Sunday, March 22, 2009

Impoverish your audience: don’t read this

Con Cambell has an excellent blog series going on preaching evangelistic sermons. It's been helping me.

His last post really needs to be heard. Which is a shame, because evangelists shoudn't need to hear it. His advice? Exegete the text!

Often we have the mindset of, "Oh, I already know what John 3.16 is all about." Don't be so sure. Here's Cambell's list of things the preacher could discover about the parable of the tax collector and the Pharisee (Luke 18.9-14) through exegesis, but probably won't without it:

1. The setting is likely one of the two daily atonement services at the temple.

2. The Pharisee does not ask God for anything, but his prayer is really a declaration.

3. Because the setting is likely an atonement service, there are other people present, which means that the Pharisee's prayer publicly denounces the tax collector (v.11).

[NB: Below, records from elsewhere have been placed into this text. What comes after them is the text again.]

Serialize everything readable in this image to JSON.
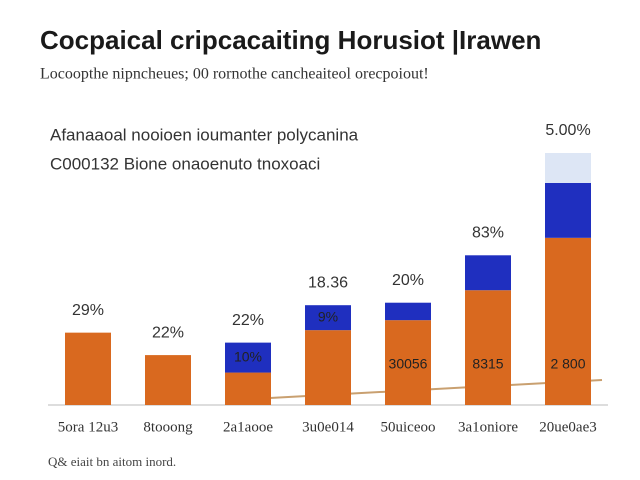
{
  "chart_data": {
    "type": "stacked-bar",
    "title": "Cocpaical cripcacaiting Horusiot |Irawen",
    "subtitle": "Locoopthe nipncheues; 00 rornothe cancheaiteol orecpoiout!",
    "annotations": [
      "Afanaaoal nooioen ioumanter polycanina",
      "C000132 Bione onaoenuto tnoxoaci"
    ],
    "footnote": "Q& eiait bn aitom inord.",
    "categories": [
      "5ora 12u3",
      "8tooong",
      "2a1aooe",
      "3u0e014",
      "50uiceoo",
      "3a1oniore",
      "20ue0ae3"
    ],
    "top_labels": [
      "29%",
      "22%",
      "22%",
      "18.36",
      "20%",
      "83%",
      "5.00%"
    ],
    "inner_labels": [
      null,
      null,
      "10%",
      "9%",
      "30056",
      "8315",
      "2 800"
    ],
    "series": [
      {
        "color": "#d9691f",
        "values": [
          29,
          20,
          13,
          30,
          34,
          46,
          67
        ]
      },
      {
        "color": "#1f2fbf",
        "values": [
          null,
          null,
          12,
          10,
          7,
          14,
          22
        ]
      },
      {
        "color": "#dde6f5",
        "values": [
          null,
          null,
          null,
          null,
          null,
          null,
          12
        ]
      }
    ]
  }
}
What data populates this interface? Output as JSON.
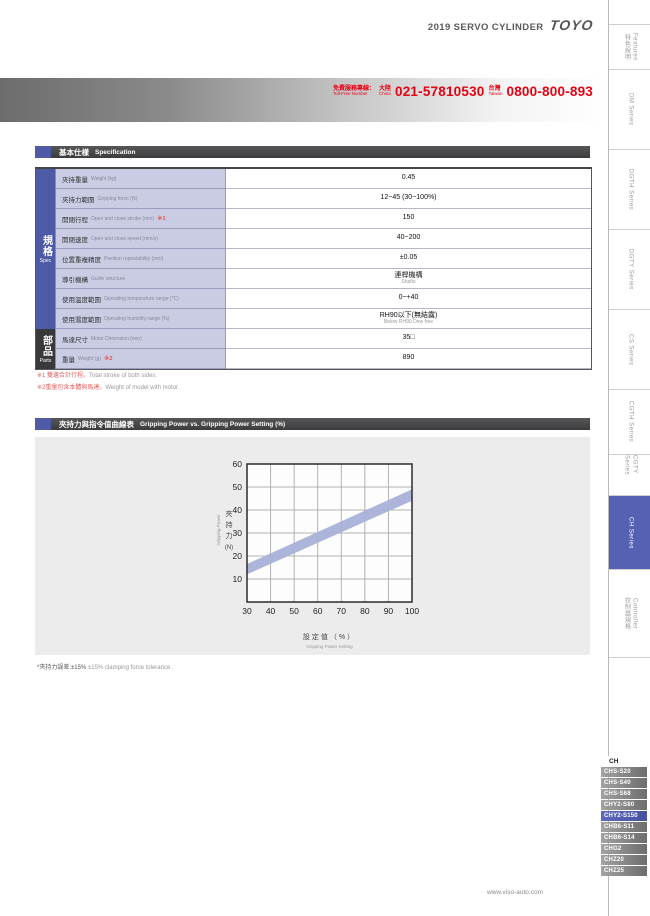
{
  "header": {
    "title": "2019 SERVO CYLINDER",
    "logo": "TOYO"
  },
  "banner": {
    "service_zh": "免費服務專線：",
    "service_en": "Toll-Free Number",
    "china_zh": "大陸",
    "china_en": "China",
    "china_phone": "021-57810530",
    "taiwan_zh": "台灣",
    "taiwan_en": "Taiwan",
    "taiwan_phone": "0800-800-893"
  },
  "spec_section": {
    "title_zh": "基本仕樣",
    "title_en": "Specification"
  },
  "spec_table": {
    "groups": [
      {
        "zh": "規格",
        "en": "Spec"
      },
      {
        "zh": "部品",
        "en": "Parts"
      }
    ],
    "rows": [
      {
        "zh": "夾持重量",
        "en": "Weight (kg)",
        "note": "",
        "value": "0.45",
        "value_sub": "",
        "group": 0
      },
      {
        "zh": "夾持力範圍",
        "en": "Gripping force (N)",
        "note": "",
        "value": "12~45 (30~100%)",
        "value_sub": "",
        "group": 0
      },
      {
        "zh": "開閉行程",
        "en": "Open and close stroke (mm)",
        "note": "※1",
        "value": "150",
        "value_sub": "",
        "group": 0
      },
      {
        "zh": "開閉速度",
        "en": "Open and close speed (mm/s)",
        "note": "",
        "value": "40~200",
        "value_sub": "",
        "group": 0
      },
      {
        "zh": "位置重複精度",
        "en": "Position repeatability (mm)",
        "note": "",
        "value": "±0.05",
        "value_sub": "",
        "group": 0
      },
      {
        "zh": "導引機構",
        "en": "Guide structure",
        "note": "",
        "value": "連桿機構",
        "value_sub": "Shafts",
        "group": 0
      },
      {
        "zh": "使用溫度範圍",
        "en": "Operating temperature range (°C)",
        "note": "",
        "value": "0~+40",
        "value_sub": "",
        "group": 0
      },
      {
        "zh": "使用濕度範圍",
        "en": "Operating humidity range (%)",
        "note": "",
        "value": "RH90以下(無結露)",
        "value_sub": "Below RH90 Dew free",
        "group": 0
      },
      {
        "zh": "馬達尺寸",
        "en": "Motor Dimension (mm)",
        "note": "",
        "value": "35□",
        "value_sub": "",
        "group": 1
      },
      {
        "zh": "重量",
        "en": "Weight (g)",
        "note": "※2",
        "value": "890",
        "value_sub": "",
        "group": 1
      }
    ],
    "footnotes": [
      {
        "zh": "※1 雙邊合計行程。",
        "en": "Total stroke of both sides."
      },
      {
        "zh": "※2重量包含本體與馬達。",
        "en": "Weight of model with motor."
      }
    ]
  },
  "chart_section": {
    "title_zh": "夾持力與指令值曲線表",
    "title_en": "Gripping Power vs. Gripping Power Setting (%)"
  },
  "chart_data": {
    "type": "area",
    "title": "Gripping Power vs. Gripping Power Setting (%)",
    "xlabel_zh": "設定值（%）",
    "xlabel_en": "Gripping Power Setting",
    "ylabel_zh": "夾持力",
    "ylabel_unit": "(N)",
    "ylabel_en": "Gripping Power",
    "xlim": [
      30,
      100
    ],
    "ylim": [
      0,
      60
    ],
    "xticks": [
      30,
      40,
      50,
      60,
      70,
      80,
      90,
      100
    ],
    "yticks": [
      10,
      20,
      30,
      40,
      50,
      60
    ],
    "grid": true,
    "band": {
      "x": [
        30,
        100
      ],
      "upper": [
        16.5,
        49
      ],
      "lower": [
        12,
        44
      ]
    },
    "band_color": "#a9b2d8"
  },
  "chart_footnote": {
    "zh": "*夾持力誤差:±15%",
    "en": "±15% clamping force tolerance ."
  },
  "sidebar": {
    "tabs": [
      {
        "zh": "特色說明",
        "en": "Features",
        "active": false
      },
      {
        "zh": "",
        "en": "DM Series",
        "active": false
      },
      {
        "zh": "",
        "en": "DGTH Series",
        "active": false
      },
      {
        "zh": "",
        "en": "DGTY Series",
        "active": false
      },
      {
        "zh": "",
        "en": "CS Series",
        "active": false
      },
      {
        "zh": "",
        "en": "CGTH Series",
        "active": false
      },
      {
        "zh": "",
        "en": "CGTY Series",
        "active": false
      },
      {
        "zh": "",
        "en": "CH Series",
        "active": true
      },
      {
        "zh": "控制器規格",
        "en": "Controller",
        "active": false
      }
    ],
    "models_header": "CH",
    "models": [
      {
        "label": "CHS-S20",
        "active": false
      },
      {
        "label": "CHS-S40",
        "active": false
      },
      {
        "label": "CHS-S68",
        "active": false
      },
      {
        "label": "CHY2-S80",
        "active": false
      },
      {
        "label": "CHY2-S150",
        "active": true
      },
      {
        "label": "CHB6-S11",
        "active": false
      },
      {
        "label": "CHB6-S14",
        "active": false
      },
      {
        "label": "CHG2",
        "active": false
      },
      {
        "label": "CHZ20",
        "active": false
      },
      {
        "label": "CHZ25",
        "active": false
      }
    ]
  },
  "footer": {
    "url": "www.viso-auto.com"
  },
  "colors": {
    "accent_blue": "#4d5ba6",
    "active_tab_blue": "#5562b4",
    "label_lavender": "#cacce4",
    "bar_dark": "#454547",
    "phone_red": "#e60012",
    "band_blue": "#a9b2d8"
  }
}
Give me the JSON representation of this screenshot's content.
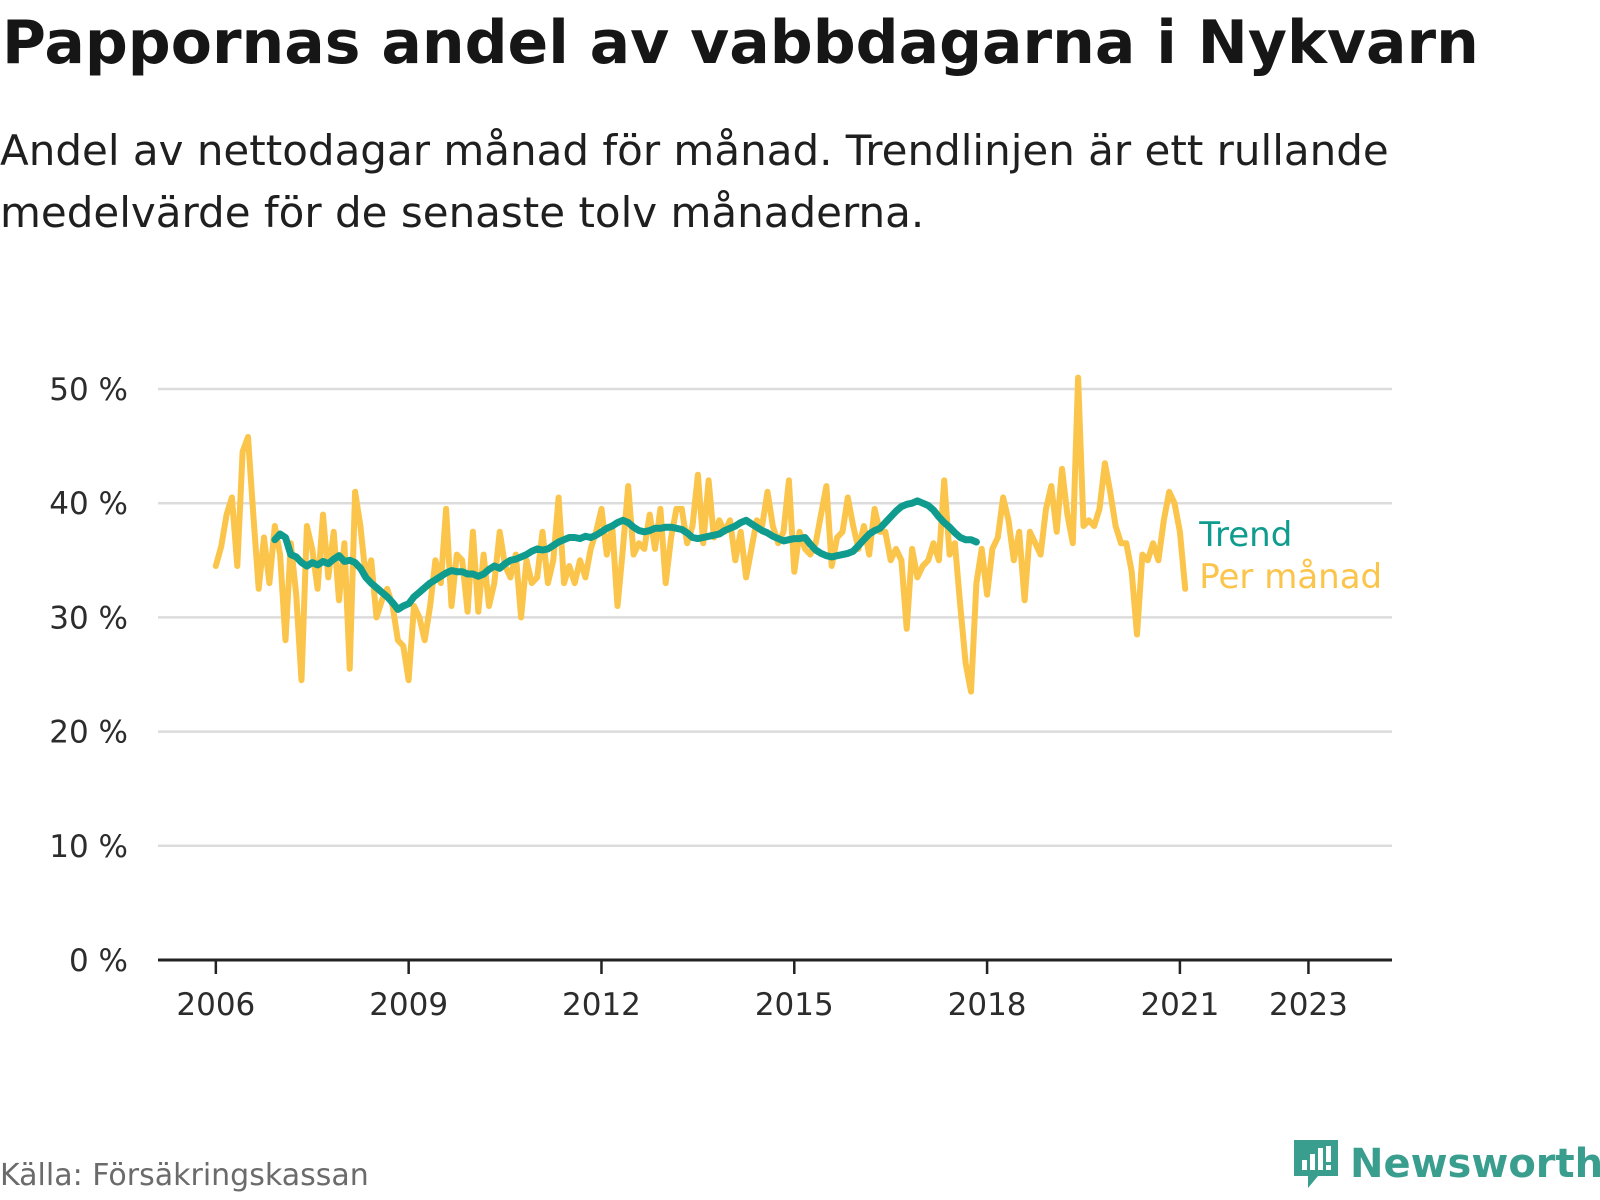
{
  "title": "Pappornas andel av vabbdagarna i Nykvarn",
  "subtitle": "Andel av nettodagar månad för månad. Trendlinjen är ett rullande medelvärde för de senaste tolv månaderna.",
  "source": "Källa: Försäkringskassan",
  "brand": {
    "name": "Newsworthy",
    "icon": "newsworthy-logo-icon",
    "color": "#3a9e8f"
  },
  "chart_data": {
    "type": "line",
    "xlabel": "",
    "ylabel": "",
    "xlim": [
      2005.1,
      2024.3
    ],
    "ylim": [
      0,
      50
    ],
    "y_ticks": [
      {
        "value": 0,
        "label": "0 %"
      },
      {
        "value": 10,
        "label": "10 %"
      },
      {
        "value": 20,
        "label": "20 %"
      },
      {
        "value": 30,
        "label": "30 %"
      },
      {
        "value": 40,
        "label": "40 %"
      },
      {
        "value": 50,
        "label": "50 %"
      }
    ],
    "x_ticks": [
      {
        "value": 2006,
        "label": "2006"
      },
      {
        "value": 2009,
        "label": "2009"
      },
      {
        "value": 2012,
        "label": "2012"
      },
      {
        "value": 2015,
        "label": "2015"
      },
      {
        "value": 2018,
        "label": "2018"
      },
      {
        "value": 2021,
        "label": "2021"
      },
      {
        "value": 2023,
        "label": "2023"
      }
    ],
    "grid": true,
    "legend": "right-end",
    "series": [
      {
        "name": "Per månad",
        "color": "#fbc44a",
        "start": 2006.0,
        "step": 0.08333,
        "values": [
          34.5,
          36.2,
          39.0,
          40.5,
          34.5,
          44.5,
          45.8,
          39.0,
          32.5,
          37.0,
          33.0,
          38.0,
          35.5,
          28.0,
          36.5,
          32.0,
          24.5,
          38.0,
          36.0,
          32.5,
          39.0,
          33.5,
          37.5,
          31.5,
          36.5,
          25.5,
          41.0,
          38.0,
          33.5,
          35.0,
          30.0,
          31.5,
          32.5,
          31.0,
          28.0,
          27.5,
          24.5,
          31.0,
          30.0,
          28.0,
          31.0,
          35.0,
          33.0,
          39.5,
          31.0,
          35.5,
          35.0,
          30.5,
          37.5,
          30.5,
          35.5,
          31.0,
          33.0,
          37.5,
          34.5,
          33.5,
          35.5,
          30.0,
          35.0,
          33.0,
          33.5,
          37.5,
          33.0,
          35.0,
          40.5,
          33.0,
          34.5,
          33.0,
          35.0,
          33.5,
          36.0,
          37.5,
          39.5,
          35.5,
          38.0,
          31.0,
          36.0,
          41.5,
          35.5,
          36.5,
          36.0,
          39.0,
          36.0,
          39.5,
          33.0,
          37.0,
          39.5,
          39.5,
          36.5,
          38.0,
          42.5,
          36.5,
          42.0,
          37.0,
          38.5,
          37.5,
          38.5,
          35.0,
          37.5,
          33.5,
          36.0,
          38.5,
          38.0,
          41.0,
          38.0,
          36.5,
          37.5,
          42.0,
          34.0,
          37.5,
          36.0,
          35.5,
          36.5,
          39.0,
          41.5,
          34.5,
          37.0,
          37.5,
          40.5,
          38.0,
          36.0,
          38.0,
          35.5,
          39.5,
          37.5,
          37.5,
          35.0,
          36.0,
          35.0,
          29.0,
          36.0,
          33.5,
          34.5,
          35.0,
          36.5,
          35.0,
          42.0,
          35.5,
          36.5,
          31.0,
          26.0,
          23.5,
          33.0,
          36.0,
          32.0,
          36.0,
          37.0,
          40.5,
          38.5,
          35.0,
          37.5,
          31.5,
          37.5,
          36.5,
          35.5,
          39.5,
          41.5,
          37.5,
          43.0,
          39.0,
          36.5,
          51.0,
          38.0,
          38.5,
          38.0,
          39.5,
          43.5,
          41.0,
          38.0,
          36.5,
          36.5,
          34.0,
          28.5,
          35.5,
          35.0,
          36.5,
          35.0,
          38.5,
          41.0,
          40.0,
          37.5,
          32.5
        ]
      },
      {
        "name": "Trend",
        "color": "#0f9b8e",
        "start": 2006.917,
        "step": 0.08333,
        "values": [
          36.8,
          37.3,
          37.0,
          35.5,
          35.3,
          34.8,
          34.5,
          34.8,
          34.6,
          34.9,
          34.7,
          35.1,
          35.4,
          34.9,
          35.0,
          34.8,
          34.3,
          33.5,
          33.0,
          32.6,
          32.2,
          31.8,
          31.3,
          30.7,
          31.0,
          31.2,
          31.8,
          32.2,
          32.6,
          33.0,
          33.3,
          33.6,
          33.9,
          34.1,
          34.0,
          34.0,
          33.8,
          33.8,
          33.6,
          33.8,
          34.2,
          34.5,
          34.3,
          34.7,
          35.0,
          35.1,
          35.3,
          35.5,
          35.8,
          36.0,
          35.9,
          36.0,
          36.3,
          36.6,
          36.8,
          37.0,
          37.0,
          36.9,
          37.1,
          37.0,
          37.2,
          37.5,
          37.8,
          38.0,
          38.3,
          38.5,
          38.3,
          37.9,
          37.6,
          37.5,
          37.6,
          37.8,
          37.8,
          37.9,
          37.9,
          37.8,
          37.7,
          37.4,
          37.0,
          36.9,
          37.0,
          37.1,
          37.2,
          37.3,
          37.6,
          37.8,
          38.0,
          38.3,
          38.5,
          38.2,
          37.9,
          37.6,
          37.4,
          37.1,
          36.9,
          36.7,
          36.8,
          36.9,
          36.9,
          37.0,
          36.4,
          35.9,
          35.6,
          35.4,
          35.3,
          35.4,
          35.5,
          35.6,
          35.8,
          36.3,
          36.8,
          37.3,
          37.6,
          37.8,
          38.3,
          38.8,
          39.3,
          39.7,
          39.9,
          40.0,
          40.2,
          40.0,
          39.8,
          39.4,
          38.8,
          38.3,
          37.9,
          37.4,
          37.0,
          36.8,
          36.8,
          36.6
        ]
      }
    ]
  }
}
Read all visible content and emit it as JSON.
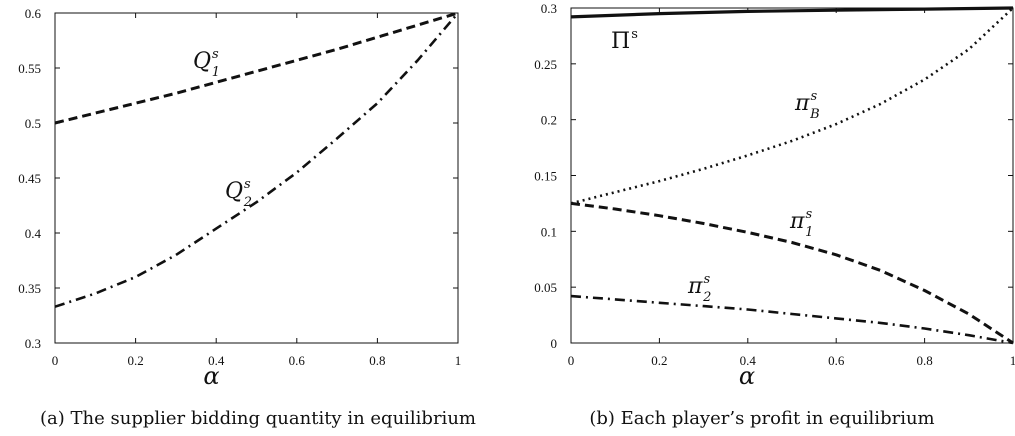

4. Because the setting is public, the tax collector's standing far off emphasizes his shame (v.13).

5. It was extremely rare for men to beat their chest in public, and they would only do so in an instance of overwhelming grief (v.13).

6. The tax collector asks God TO BE PROPITIOUS toward him (λάσθητί μοι, v.13).

7. And thus, the tax collector is justified in direct connection to propitiation at an atonement service (v.14).

His conclusion:

I think that those things—which can only be understood through really working on the text in its historical and literary context—bring the passage to bear in a way that few evangelistic preachers would allow.